Après avoir été contraints de fuir leur pays natal, la Lituanie, après avoir erré d’un camp de personnes déplacées à un autre, les frères Mekas, Jonas et Adolfas, s’installent à New York. Ils achètent une caméra Bolex et, de 1949 à 1976, Jonas filme leur quotidien, devenant un des pionniers du journal filmé :  

« La période que je décris à travers ces six bobines de film fut une période de désespoir, de tentatives pour planter désespérément des racines dans cette terre nouvelle, pour créer des souvenirs. À travers ces six douloureuses bobines, j’ai essayé de décrire les sentiments d’un exilé, mes sentiments pendant ces années-là. Elles portent le nom de Lost, Lost, Lost, titre que nous voulions donner, mon frère et moi, à un film que nous voulions faire en 1949 et qui aurait suggéré notre état d’âme en ces temps-là. Le film décrit l’état d’esprit d’une « Personne Déplacée » qui n’a pas encore oublié son pays natal mais qui n’en a pas encore « gagné » un nouveau. La sixième bobine est une transition, elle montre comment nous commençons à respirer, à trouver quelques moments de bonheur. Une nouvelle vie commence… » 

Le film de trois heures consigne ce quotidien au long cours, auquel le grain du 16 mm et le noir et blanc majoritaire donnent d’emblée une aura nostalgique.
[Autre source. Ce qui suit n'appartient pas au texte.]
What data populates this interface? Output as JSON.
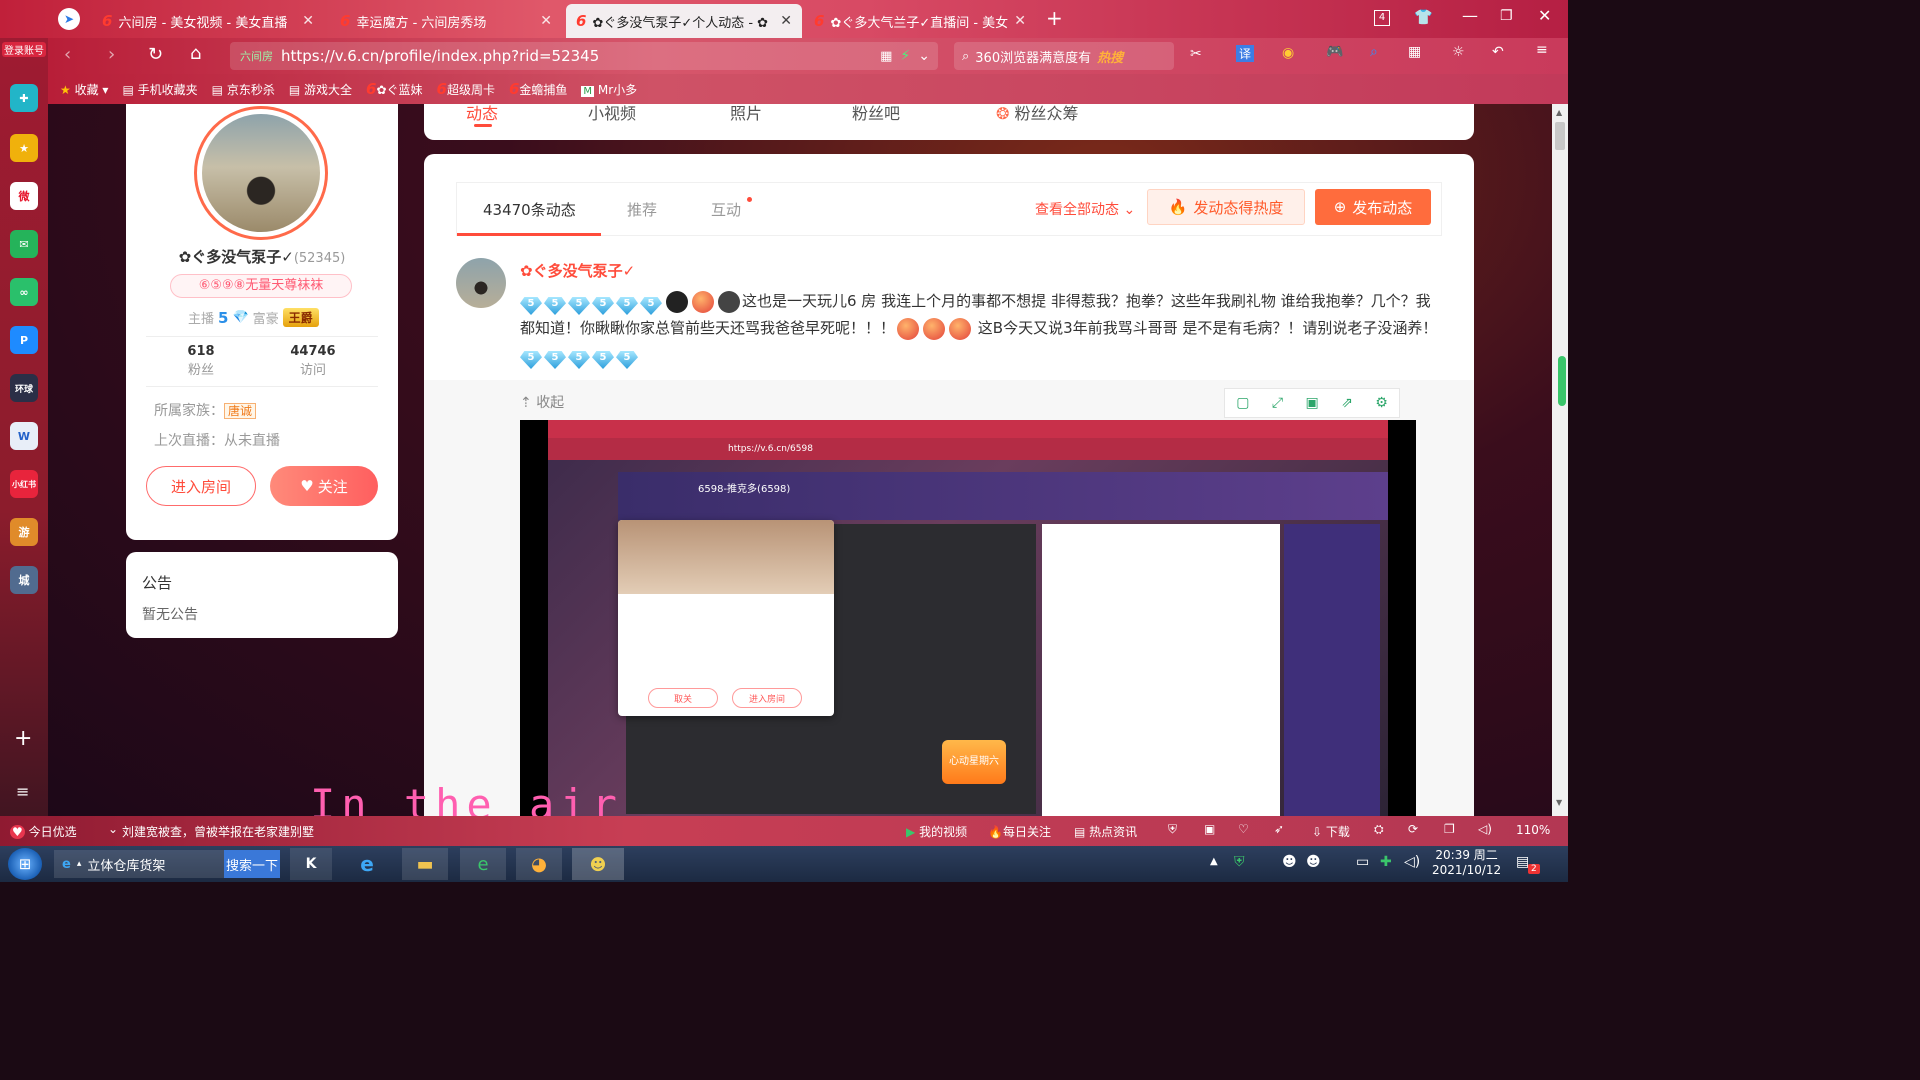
{
  "browser": {
    "tabs": [
      {
        "label": "六间房 - 美女视频 - 美女直播"
      },
      {
        "label": "幸运魔方 - 六间房秀场"
      },
      {
        "label": "✿ぐ多没气泵子✓个人动态 - ✿"
      },
      {
        "label": "✿ぐ多大气兰子✓直播间 - 美女"
      }
    ],
    "tab_count": "4",
    "url_site_label": "六间房",
    "url": "https://v.6.cn/profile/index.php?rid=52345",
    "search_placeholder": "360浏览器满意度有",
    "search_hot": "热搜",
    "bookmarks": [
      "收藏",
      "手机收藏夹",
      "京东秒杀",
      "游戏大全",
      "✿ぐ蓝妹",
      "超级周卡",
      "金蟾捕鱼",
      "Mr小多"
    ],
    "login_label": "登录账号"
  },
  "profile": {
    "name": "✿ぐ多没气泵子✓",
    "rid": "(52345)",
    "badge": "⑥⑤⑨⑧无量天尊袜袜",
    "anchor_label": "主播",
    "anchor_level": "5",
    "rich_label": "富豪",
    "rich_title": "王爵",
    "fans_count": "618",
    "fans_label": "粉丝",
    "visits_count": "44746",
    "visits_label": "访问",
    "family_label": "所属家族：",
    "family_name": "唐诚",
    "last_live": "上次直播：从未直播",
    "enter_room": "进入房间",
    "follow": "关注"
  },
  "notice": {
    "title": "公告",
    "body": "暂无公告"
  },
  "nav_tabs": [
    "动态",
    "小视频",
    "照片",
    "粉丝吧",
    "粉丝众筹"
  ],
  "feed": {
    "tabs": [
      "43470条动态",
      "推荐",
      "互动"
    ],
    "view_all": "查看全部动态",
    "hot_button": "发动态得热度",
    "publish_button": "发布动态",
    "post": {
      "author": "✿ぐ多没气泵子✓",
      "text1": "这也是一天玩儿6 房 我连上个月的事都不想提 非得惹我？抱拳？这些年我刷礼物 谁给我抱拳？几个？我都知道！你瞅瞅你家总管前些天还骂我爸爸早死呢！！！",
      "text2": "这B今天又说3年前我骂斗哥哥 是不是有毛病？！请别说老子没涵养！",
      "collapse": "收起"
    }
  },
  "embedded": {
    "url": "https://v.6.cn/6598",
    "room_title": "6598-推克多(6598)",
    "popup_btn1": "取关",
    "popup_btn2": "进入房间",
    "weekly_label": "心动星期六"
  },
  "overlay_text": "In the air",
  "statusbar": {
    "today": "今日优选",
    "news": "刘建宽被查，曾被举报在老家建别墅",
    "my_video": "我的视频",
    "daily": "每日关注",
    "hot_news": "热点资讯",
    "download": "下载",
    "zoom": "110%"
  },
  "taskbar": {
    "task1": "立体仓库货架",
    "search_btn": "搜索一下",
    "time": "20:39 周二",
    "date": "2021/10/12",
    "notif_count": "2"
  },
  "colors": {
    "brand_red": "#ff4c3b",
    "accent_orange": "#ff6c3d",
    "tab_active": "#f3eef0"
  }
}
C’est une oeuvre composite. S’y succèdent de courtes scènes sur lesquelles se superpose la voix de Mekas, déclamant des poèmes ou lisant son journal intime, et entre lesquelles s’intercalent parfois des images hétérogènes. Chiffres, pages tronquées de journaux intimes tapés à la machine, cartons, viennent compléter ce qui relève d’un véritable dispositif. “Je prends des notes avec ma caméra” dit Mekas, qui, enfant, se rêvait poète, et qui place le film sous le patronage d’Homère: 

 « Ô, Ulysses, tell the story of a man who never wanted to leave his home; who was happy to live among the people he knew and spoke their language » (Ô, Ulysse, raconte l’histoire d’un homme qui n’a jamais voulu quitter son pays; qui était heureux de vivre parmi les gens qu’il connaissait et qui parlait leur langage.) 

Pourtant, sans cesse semble se livrer une sorte de combat entre la voix qui dit une chose et l’image qui en montre une autre. Même travail de décalage entre la musique et les scènes filmées. L’homme déplacé qu’est Mekas travaille sur la faille, l’inadéquation. Sur le fragment et le puzzle aussi. D’où son goût pour le collage. Mais ce désir d’abstraction est contredit par le besoin d’incarnation et d’enracinement. Mekas veut donner vie, corps, à ces Lituaniens en exil qui forment sa communauté, et dont les Américains ignorent tout ( “ils ne savent pas que nous existons”;  “vous ne pourrez jamais savoir ce qu’il y a dans la tête des déplacés de New York, le soir”); il veut aussi documenter leur existence, enregistrer le vague de leurs visages parfois “statufiés par la nostalgie”. Dans les premières bobines, il se fait chroniqueur de la vie à Williamsburg,  ce quartier de Brooklyn où les Lituaniens ont élu domicile.

 “Je sais que je suis sentimental. Je voudrais que ces images soient plus abstraites. C’est ok, appelez-moi sentimental (…). Vous ne savez même pas d’où je viens. Ce sont des images enregistrées par quelqu’un qui vit en exil.”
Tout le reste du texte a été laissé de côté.